Voglio credere, dunque, che Tempi eccitanti sia un romanzo che, da un lato, racconta l’educazione sentimentale (o la sua assenza, a dirla tutta) di una generazione, e dall’altro approfitta di una trama a tratti inconsistente per affondare gli artigli in una critica sociale forte: la fin troppo forte identità religiosa degli irlandesi, che si ripercuote sui rapporti fra uomo e donna («Eri spaventata quando gli uomini ti venivano dentro, anche se non sapevi bene se toccava a tutte le donne irlandesi o solo a te, e a volte dicevi vuoi venirmi in bocca perché, dopo tutto, ti sentivi come se gli dovessi ancora qualcosa, un posto su di te», p. 75); l’onnipresenza del “metodo occidentale” anche nelle più sperdute località del mondo («"Tu pippi cocaina?" " Cosa?" "Ho sentito dire che tutti i banchieri lo fanno"», p. 38); la presunta (e pretestuosa) superiorità della razza bianca sul resto.

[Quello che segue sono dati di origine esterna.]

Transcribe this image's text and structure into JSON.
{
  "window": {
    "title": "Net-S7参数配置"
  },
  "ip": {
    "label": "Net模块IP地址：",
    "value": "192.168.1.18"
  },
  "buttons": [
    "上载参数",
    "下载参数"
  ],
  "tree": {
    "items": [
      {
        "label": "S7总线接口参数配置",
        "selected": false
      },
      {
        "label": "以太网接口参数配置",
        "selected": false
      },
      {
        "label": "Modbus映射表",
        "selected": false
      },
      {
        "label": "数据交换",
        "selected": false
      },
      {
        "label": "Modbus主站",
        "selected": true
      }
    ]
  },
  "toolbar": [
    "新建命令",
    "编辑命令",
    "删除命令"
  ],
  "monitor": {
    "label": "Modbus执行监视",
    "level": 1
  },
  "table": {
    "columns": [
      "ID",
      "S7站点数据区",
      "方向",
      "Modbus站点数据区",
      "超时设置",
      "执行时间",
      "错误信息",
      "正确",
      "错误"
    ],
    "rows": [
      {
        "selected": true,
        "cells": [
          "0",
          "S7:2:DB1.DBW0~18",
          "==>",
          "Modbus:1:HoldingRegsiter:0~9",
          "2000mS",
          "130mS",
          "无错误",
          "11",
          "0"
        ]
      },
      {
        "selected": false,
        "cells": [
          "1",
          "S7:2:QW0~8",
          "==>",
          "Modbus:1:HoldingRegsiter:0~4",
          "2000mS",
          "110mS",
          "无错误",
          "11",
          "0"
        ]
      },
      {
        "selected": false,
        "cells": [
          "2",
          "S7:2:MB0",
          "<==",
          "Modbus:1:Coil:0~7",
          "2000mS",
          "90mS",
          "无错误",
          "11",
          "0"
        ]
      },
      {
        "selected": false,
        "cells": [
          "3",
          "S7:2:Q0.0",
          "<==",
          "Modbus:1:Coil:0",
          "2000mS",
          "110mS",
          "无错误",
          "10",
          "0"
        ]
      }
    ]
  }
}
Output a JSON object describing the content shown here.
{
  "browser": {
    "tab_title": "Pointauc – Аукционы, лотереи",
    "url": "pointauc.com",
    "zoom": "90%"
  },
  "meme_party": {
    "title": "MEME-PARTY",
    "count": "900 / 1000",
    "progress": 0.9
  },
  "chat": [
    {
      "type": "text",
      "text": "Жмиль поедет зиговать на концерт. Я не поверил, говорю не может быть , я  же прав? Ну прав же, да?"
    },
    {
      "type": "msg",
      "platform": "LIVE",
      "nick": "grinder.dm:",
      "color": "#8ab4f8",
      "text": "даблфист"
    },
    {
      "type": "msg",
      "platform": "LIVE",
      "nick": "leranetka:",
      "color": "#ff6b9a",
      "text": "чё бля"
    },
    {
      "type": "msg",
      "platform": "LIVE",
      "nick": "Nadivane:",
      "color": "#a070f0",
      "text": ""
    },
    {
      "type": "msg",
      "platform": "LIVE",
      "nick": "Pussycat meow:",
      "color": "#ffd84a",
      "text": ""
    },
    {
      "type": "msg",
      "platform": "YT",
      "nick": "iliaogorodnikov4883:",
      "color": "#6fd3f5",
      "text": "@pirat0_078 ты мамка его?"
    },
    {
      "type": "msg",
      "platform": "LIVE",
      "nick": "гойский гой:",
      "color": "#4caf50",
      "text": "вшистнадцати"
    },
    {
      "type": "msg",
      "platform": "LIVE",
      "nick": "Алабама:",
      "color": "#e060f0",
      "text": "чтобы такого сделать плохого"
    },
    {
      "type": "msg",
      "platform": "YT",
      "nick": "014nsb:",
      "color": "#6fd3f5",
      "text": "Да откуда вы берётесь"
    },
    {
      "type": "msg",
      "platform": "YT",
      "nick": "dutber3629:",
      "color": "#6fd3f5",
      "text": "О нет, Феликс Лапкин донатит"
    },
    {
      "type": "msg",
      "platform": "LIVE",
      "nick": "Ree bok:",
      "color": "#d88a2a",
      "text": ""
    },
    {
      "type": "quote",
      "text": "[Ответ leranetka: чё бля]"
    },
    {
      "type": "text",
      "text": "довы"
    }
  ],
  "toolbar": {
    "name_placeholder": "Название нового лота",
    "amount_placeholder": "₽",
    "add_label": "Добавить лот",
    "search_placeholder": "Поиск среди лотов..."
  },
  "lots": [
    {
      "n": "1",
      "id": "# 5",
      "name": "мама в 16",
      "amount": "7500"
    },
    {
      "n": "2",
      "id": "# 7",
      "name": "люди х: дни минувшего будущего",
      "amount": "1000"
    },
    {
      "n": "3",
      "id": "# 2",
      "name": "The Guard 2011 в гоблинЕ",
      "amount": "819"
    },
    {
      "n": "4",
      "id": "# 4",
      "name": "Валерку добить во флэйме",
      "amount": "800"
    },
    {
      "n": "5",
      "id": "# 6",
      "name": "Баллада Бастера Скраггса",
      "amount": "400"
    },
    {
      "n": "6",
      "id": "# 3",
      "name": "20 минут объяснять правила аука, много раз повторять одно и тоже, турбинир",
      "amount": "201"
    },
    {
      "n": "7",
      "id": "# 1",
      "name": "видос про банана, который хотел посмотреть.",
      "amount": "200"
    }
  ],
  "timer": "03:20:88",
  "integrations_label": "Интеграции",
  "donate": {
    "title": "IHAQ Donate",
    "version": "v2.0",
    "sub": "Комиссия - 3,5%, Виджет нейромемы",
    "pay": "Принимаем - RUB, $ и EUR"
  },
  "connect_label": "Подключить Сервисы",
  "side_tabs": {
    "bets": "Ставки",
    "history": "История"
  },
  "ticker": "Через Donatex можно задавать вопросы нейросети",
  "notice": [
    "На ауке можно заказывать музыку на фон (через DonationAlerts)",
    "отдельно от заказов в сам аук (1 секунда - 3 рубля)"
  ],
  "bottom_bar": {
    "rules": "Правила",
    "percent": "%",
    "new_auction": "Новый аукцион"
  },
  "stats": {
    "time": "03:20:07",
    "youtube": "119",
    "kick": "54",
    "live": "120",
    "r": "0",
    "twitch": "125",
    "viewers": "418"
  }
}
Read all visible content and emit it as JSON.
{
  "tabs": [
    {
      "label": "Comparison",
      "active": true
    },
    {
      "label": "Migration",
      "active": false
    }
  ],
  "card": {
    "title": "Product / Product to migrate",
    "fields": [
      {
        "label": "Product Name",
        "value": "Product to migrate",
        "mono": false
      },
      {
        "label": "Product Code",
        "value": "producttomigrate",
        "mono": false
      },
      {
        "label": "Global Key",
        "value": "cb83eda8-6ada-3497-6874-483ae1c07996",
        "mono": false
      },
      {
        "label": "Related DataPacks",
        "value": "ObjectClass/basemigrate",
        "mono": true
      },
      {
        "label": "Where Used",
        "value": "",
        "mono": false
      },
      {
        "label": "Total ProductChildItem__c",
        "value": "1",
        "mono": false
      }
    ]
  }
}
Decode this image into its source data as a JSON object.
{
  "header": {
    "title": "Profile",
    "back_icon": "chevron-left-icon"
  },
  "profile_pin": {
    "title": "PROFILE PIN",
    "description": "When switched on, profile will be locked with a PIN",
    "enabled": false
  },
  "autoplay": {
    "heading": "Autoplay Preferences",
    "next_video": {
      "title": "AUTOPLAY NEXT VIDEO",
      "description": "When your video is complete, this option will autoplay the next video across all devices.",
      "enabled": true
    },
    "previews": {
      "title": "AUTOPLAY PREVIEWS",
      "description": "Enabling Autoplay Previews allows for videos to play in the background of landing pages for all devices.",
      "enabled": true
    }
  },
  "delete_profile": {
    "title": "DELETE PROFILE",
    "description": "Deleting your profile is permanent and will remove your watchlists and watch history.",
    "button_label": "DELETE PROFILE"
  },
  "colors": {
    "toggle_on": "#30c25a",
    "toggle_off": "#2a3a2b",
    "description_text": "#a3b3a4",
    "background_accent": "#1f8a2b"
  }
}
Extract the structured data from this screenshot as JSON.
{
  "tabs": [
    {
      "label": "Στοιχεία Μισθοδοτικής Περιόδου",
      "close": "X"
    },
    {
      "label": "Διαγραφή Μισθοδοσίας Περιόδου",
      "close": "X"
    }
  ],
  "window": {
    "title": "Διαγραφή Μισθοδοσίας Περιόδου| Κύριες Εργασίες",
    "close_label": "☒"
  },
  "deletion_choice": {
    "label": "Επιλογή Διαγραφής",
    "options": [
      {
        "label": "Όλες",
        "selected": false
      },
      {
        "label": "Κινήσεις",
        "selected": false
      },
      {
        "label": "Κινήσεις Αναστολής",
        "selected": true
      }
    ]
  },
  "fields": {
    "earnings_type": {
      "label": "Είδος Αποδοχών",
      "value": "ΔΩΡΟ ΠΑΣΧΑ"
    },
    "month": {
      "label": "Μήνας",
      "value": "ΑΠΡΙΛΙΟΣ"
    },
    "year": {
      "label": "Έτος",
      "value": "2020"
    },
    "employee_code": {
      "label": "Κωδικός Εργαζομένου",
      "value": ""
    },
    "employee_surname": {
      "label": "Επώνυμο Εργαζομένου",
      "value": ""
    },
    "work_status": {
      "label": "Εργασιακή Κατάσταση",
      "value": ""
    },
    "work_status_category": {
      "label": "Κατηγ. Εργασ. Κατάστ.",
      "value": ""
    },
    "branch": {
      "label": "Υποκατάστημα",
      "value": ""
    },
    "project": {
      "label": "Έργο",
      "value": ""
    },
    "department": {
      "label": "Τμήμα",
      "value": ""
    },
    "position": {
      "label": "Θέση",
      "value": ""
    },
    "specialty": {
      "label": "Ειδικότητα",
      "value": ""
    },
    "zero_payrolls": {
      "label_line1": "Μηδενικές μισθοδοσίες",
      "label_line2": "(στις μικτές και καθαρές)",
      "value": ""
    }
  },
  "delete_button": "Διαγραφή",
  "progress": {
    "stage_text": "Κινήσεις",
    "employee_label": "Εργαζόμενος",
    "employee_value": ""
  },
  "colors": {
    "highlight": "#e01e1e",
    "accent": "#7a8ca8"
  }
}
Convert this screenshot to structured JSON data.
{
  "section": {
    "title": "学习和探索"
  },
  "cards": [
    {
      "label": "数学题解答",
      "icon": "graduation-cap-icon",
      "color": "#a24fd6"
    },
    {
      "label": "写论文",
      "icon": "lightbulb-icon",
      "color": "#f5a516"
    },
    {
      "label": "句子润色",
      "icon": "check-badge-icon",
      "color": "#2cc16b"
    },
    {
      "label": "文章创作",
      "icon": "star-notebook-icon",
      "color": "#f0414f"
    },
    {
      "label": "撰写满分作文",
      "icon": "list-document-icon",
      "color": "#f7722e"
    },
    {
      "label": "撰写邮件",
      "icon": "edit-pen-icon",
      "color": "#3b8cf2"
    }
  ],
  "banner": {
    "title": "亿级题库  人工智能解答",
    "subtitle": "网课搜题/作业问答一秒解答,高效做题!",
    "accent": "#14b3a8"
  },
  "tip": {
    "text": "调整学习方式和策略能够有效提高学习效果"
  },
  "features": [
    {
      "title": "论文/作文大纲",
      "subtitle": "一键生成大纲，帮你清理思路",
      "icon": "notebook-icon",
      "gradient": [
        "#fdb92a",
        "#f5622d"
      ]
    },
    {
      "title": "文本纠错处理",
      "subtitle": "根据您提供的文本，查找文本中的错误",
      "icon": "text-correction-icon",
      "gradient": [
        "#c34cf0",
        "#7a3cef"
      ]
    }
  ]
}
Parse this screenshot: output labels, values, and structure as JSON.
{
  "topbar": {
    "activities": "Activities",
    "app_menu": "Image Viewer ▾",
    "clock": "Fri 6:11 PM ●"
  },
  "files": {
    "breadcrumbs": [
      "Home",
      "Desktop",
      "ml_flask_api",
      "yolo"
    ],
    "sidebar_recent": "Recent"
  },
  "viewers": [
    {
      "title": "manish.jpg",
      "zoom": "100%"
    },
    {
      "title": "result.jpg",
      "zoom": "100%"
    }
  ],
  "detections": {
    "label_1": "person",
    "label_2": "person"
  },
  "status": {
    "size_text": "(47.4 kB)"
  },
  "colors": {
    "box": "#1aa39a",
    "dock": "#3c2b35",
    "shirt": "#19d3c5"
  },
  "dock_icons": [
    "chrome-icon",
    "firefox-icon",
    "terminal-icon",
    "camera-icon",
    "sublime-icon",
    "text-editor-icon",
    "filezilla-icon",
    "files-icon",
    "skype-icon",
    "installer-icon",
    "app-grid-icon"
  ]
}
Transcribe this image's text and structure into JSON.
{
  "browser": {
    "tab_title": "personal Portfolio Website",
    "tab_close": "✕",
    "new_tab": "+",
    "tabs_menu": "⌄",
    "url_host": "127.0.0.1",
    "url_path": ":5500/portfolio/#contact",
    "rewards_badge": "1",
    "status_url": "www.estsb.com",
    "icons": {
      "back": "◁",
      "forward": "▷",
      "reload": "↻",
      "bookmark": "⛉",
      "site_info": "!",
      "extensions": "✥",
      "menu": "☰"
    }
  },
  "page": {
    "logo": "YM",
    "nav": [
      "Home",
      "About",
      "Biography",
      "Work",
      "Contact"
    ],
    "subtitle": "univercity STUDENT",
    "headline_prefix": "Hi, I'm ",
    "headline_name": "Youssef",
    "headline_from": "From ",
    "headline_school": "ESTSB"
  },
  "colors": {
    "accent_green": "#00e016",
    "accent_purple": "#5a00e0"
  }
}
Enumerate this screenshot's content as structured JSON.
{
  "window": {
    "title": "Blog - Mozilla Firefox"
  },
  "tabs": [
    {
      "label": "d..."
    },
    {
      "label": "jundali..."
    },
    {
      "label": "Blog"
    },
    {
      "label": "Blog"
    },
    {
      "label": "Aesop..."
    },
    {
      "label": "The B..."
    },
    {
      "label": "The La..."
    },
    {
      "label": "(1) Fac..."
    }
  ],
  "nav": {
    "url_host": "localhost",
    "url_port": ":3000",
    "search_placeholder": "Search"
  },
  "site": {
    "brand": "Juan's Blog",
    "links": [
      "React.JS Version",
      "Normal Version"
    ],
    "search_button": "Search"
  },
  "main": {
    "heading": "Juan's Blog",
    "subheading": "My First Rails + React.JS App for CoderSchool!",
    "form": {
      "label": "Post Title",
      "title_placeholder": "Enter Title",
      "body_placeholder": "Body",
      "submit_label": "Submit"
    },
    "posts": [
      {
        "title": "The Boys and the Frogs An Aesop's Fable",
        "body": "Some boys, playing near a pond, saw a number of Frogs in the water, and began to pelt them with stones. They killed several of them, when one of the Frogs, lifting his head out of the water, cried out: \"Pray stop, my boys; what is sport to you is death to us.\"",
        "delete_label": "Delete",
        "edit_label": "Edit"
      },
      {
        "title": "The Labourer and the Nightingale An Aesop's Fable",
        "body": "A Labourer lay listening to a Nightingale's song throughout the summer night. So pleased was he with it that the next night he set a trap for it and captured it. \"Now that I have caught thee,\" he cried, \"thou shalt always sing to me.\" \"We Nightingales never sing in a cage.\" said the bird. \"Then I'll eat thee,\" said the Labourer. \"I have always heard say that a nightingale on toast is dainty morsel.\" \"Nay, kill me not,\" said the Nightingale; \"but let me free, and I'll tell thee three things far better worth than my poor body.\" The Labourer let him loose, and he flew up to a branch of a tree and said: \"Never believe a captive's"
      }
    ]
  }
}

In conclusione, potrei dire che Tempi eccitanti è un romanzo di stile e di concetto. La trama di per sé è una scusa per raccontarci qualcosa sul nostro posto nel mondo. Se questo è ciò che l’autrice ha voluto trasmettere, allora le si può perdonare una parte centrale non proprio esaltante e una conclusione forse affrettata e che di certo lascia qualche dubbio.

Naoise Dolan, che sia o meno la nuova Sally Rooney, è un personaggio da seguire.